Christian Manifesto's Calvin E'Jon Moore said that "you won’t be disappointed."

Christian Music Zine's Joshua Andre wrote that the album "showcases some of the most vulnerable writing I have heard in a long time!" In addition, Andre said the band has "released a debut beyond my expectations! This unique band has given some well needed spark and energy into a CCM industry that needs to reinvent itself in the 21st century! With similar musical and lyrical themes to Third Day, needtobreathe and MercyMe’s recent album The Hurt & The Healer; this album has turned my musical preferences on their head!
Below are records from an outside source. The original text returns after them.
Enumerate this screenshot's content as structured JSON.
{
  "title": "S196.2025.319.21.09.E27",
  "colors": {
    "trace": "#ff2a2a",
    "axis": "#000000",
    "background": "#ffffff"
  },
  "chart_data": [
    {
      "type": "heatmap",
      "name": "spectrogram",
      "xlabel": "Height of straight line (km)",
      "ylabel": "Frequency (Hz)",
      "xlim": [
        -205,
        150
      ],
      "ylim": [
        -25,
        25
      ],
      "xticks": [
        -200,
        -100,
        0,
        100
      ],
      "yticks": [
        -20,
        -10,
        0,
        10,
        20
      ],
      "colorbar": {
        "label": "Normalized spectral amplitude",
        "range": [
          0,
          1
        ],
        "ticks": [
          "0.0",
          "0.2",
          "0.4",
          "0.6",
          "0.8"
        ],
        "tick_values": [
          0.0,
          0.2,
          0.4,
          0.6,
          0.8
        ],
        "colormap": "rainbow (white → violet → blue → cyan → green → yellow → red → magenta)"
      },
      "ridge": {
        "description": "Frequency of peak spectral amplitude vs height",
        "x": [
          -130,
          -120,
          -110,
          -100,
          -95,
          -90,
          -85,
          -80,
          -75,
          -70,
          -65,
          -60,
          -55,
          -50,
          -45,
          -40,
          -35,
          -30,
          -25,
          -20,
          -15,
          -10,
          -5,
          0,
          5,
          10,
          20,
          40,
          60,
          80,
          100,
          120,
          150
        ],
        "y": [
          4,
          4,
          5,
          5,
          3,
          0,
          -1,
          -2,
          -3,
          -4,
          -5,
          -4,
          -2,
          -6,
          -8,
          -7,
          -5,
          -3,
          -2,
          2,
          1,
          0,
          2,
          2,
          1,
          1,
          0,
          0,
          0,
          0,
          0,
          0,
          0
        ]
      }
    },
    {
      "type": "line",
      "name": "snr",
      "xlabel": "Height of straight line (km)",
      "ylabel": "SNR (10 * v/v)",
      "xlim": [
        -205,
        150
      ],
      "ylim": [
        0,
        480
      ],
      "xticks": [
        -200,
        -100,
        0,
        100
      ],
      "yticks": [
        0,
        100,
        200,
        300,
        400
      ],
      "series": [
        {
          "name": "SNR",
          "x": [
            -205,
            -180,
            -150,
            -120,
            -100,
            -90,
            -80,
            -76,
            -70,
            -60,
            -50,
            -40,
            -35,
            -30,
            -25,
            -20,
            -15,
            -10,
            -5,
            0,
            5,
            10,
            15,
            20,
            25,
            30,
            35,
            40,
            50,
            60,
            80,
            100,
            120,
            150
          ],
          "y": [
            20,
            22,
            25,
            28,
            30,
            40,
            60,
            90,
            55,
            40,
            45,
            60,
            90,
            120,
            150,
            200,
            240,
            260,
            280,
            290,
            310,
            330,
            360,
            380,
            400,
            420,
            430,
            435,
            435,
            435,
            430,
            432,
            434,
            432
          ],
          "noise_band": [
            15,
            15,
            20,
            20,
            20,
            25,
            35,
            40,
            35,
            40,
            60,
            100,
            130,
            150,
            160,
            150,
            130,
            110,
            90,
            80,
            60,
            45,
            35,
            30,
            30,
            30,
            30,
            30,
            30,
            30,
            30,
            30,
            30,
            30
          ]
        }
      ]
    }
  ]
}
This is one of the most memorable and enjoyable CCM debuts since Moriah Peters."

Christianity Today'''s Andy Argyrakis wrote that "there's a vertical element to some of these songs, but the guitar slinger mostly sings about grace and rising above demons. Some of the tunes smolder with foot-stomping gusto, but Walker seems to be holding back a bit for the radio. Still, there's plenty of fine southern-fried rock here."

Cross Rhythms' Matthew Griggs said that "this debut release from the Tennessee-based rockers will, of course, be compared to a Third Day record, partially because of the similarities of Rhett Walker's voice to that of Mac Powell and the band's undeniable Southern rock approach. There is no doubting, however, this record stands alone brilliantly without the said comparisons." Furthermore, Griggs wrote that "'Come To The River' is a really upbeat, positive album that speaks of God's power and hope in our lives. Rhett Walker's voice shines throughout, and fits more than perfectly against a backdrop of raw guitar tone and immense instrumentation. An impressive, well produced debut, of quality songs."

Indie Vision Music's Jonathan Andre said "as I leave the album with this reminder, I am able to sit back and be thankful that I didn’t listen to my initial thought about how this album would be, because what I listened to was so much better. Though country isn’t really my favourite genre of music, the Rhett Walker Band have utilised the style to create a message of salvation, giving a unique new style of worship and praise, not recently brought to the CCM market (except for Third Day and needtobreathe!) Well done Rhett Walker Band for such an enjoyable and thought provoking album!"

Jesus Freak Hideout's Roger Gelwicks wrote that the album "is an entirely listenable effort by a competent band, but one can look to established southern rock outfits previously mentioned for a better quality listen."

Jesus Freak Hideout's Alex "Tincan" Caldwell said that "Rhett Walker Band's debut album traffics in the kind of sincere, honest southern rock and roll that you know is made by four guys playing together in a room somewhere." Calwell goes onto say with "this sort of honest songwriting, combined with an excellent performance and a pinch of grit in the mix makes for an excellent debut album. There is certainly room for improvement in subject matter and lyrics (a few songs lean on clichés for answers), but overall Rhett Walker Band has a bright future. It's a good time for the southern brand of rock and roll in Christian Music. With Third Day and Needtobreathe releasing excellent albums recently and the center of the CCM world being in Nashville, it just makes sense that there would be a wave of southern music like Come To The River."

Louder Than The Music's Jono Davies noted how "you can tell that Rhett will create music his way and say what he wants to say. This can be refreshing to hear but also makes listening to the songs an unsettling experience. Yet isn't being uncomfortable sometimes an inspiring thing? This album has turned me into a fan of Rhett Walker's work. Maybe for me the album jumps in styles a little too much, but the songs make up for it in so many ways."Worship Leaders Jay Akins said "this album feels and sounds like an honest southern rock record with straightforward lyrics and strong musicianship." This lends itself to being "best suited for special music or personal listening."